Steve Young is a football hero who has been troubled by anxiety. He longed to be the best quarterback in the NFL as the 49ers’ quarterback. But he dreaded disappointing anyone and felt very anxious. He tells about his experiences in his book, QB: My Life Behind the Spiral.
I can identify with his performance anxiety, but my vehicle was not football – it was music. I was terrified of being in recitals as a child, even though there was nothing I loved more than playing the piano. It should have been natural for someone like me to perform, but it was agony. I suffered the most when playing classical piano music, where each note must be exactly the right one. Playing music at parties by ear has never bothered me, however, because I can choose the notes I want to play; if I hit a “wrong” note by accident, I can make it sound like I intended it.
Most adults who knew me thought I’d become a concert pianist, but I didn’t have the steel nerves required. I felt cursed, perhaps like a person whose whole aim in life is to be a doctor but who can’t be around blood.
As a graduate student in music at UC Berkeley, I would get sick from fear when I had to give a report in a seminar. At age 40, I developed a phobia centered on restaurants. The mere thought of a restaurant could lead to a panic attack. I felt so anxious at one Thanksgiving dinner, I could not sit down. So I went to a psychologist for a year and a half, who finally convinced me to see a neurologist. The EEG said I had temporal-lobe epilepsy. Medicine helped a lot but I was already in such a habit of fear that it took almost a year to feel normal again.
Teaching piano suited me. But eventually I switched to writing books, and the necessity to give book talks. More anxiety. More psychologists, one of whom tried to hypnotize me. I’m not sure hypnotherapy worked but he did give me some good ideas for managing my fear. I gave so many book talks that my amygdala and I got used to it. I lost my fear of public speaking.

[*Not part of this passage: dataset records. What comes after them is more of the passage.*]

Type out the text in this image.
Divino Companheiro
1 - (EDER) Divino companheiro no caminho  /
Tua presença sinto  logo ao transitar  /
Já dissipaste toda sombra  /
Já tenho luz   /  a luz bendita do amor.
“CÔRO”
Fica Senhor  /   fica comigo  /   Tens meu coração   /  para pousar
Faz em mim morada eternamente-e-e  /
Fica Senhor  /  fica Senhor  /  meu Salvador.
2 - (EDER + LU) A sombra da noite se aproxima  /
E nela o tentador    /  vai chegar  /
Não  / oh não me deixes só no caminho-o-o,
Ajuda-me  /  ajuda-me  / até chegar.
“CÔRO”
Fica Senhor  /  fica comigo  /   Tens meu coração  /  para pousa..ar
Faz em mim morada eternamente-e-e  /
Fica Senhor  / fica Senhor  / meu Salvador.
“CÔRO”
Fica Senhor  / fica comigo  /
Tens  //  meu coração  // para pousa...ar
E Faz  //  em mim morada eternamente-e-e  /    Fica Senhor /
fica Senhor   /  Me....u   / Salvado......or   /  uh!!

Steve Young received the most help from a team doctor who understood what he was going through. Now Young hopes telling his experiences will help others. He traces his anxiety partly to inheritance. He found others in his family who were also anxious. After being away from football for 17 years, his anxiety has vanished. Read about Young in Eric Branch’s article, In new book, ex-49er Steve Young details his battle with anxiety.
I am an INFP and a 5-Observer in the Enneagram. INFP’s tend to be sensitive and 5’s are in the fear triad (5, 6, and 7). Some members of my family have also had problems with anxiety.
I’m not sure what part epilepsy has played in my case. After years free of panic attacks, my neurologist encouraged me to stop taking medicine for it—and I did. I’m glad to report that whatever was causing my symptoms seems to have let go.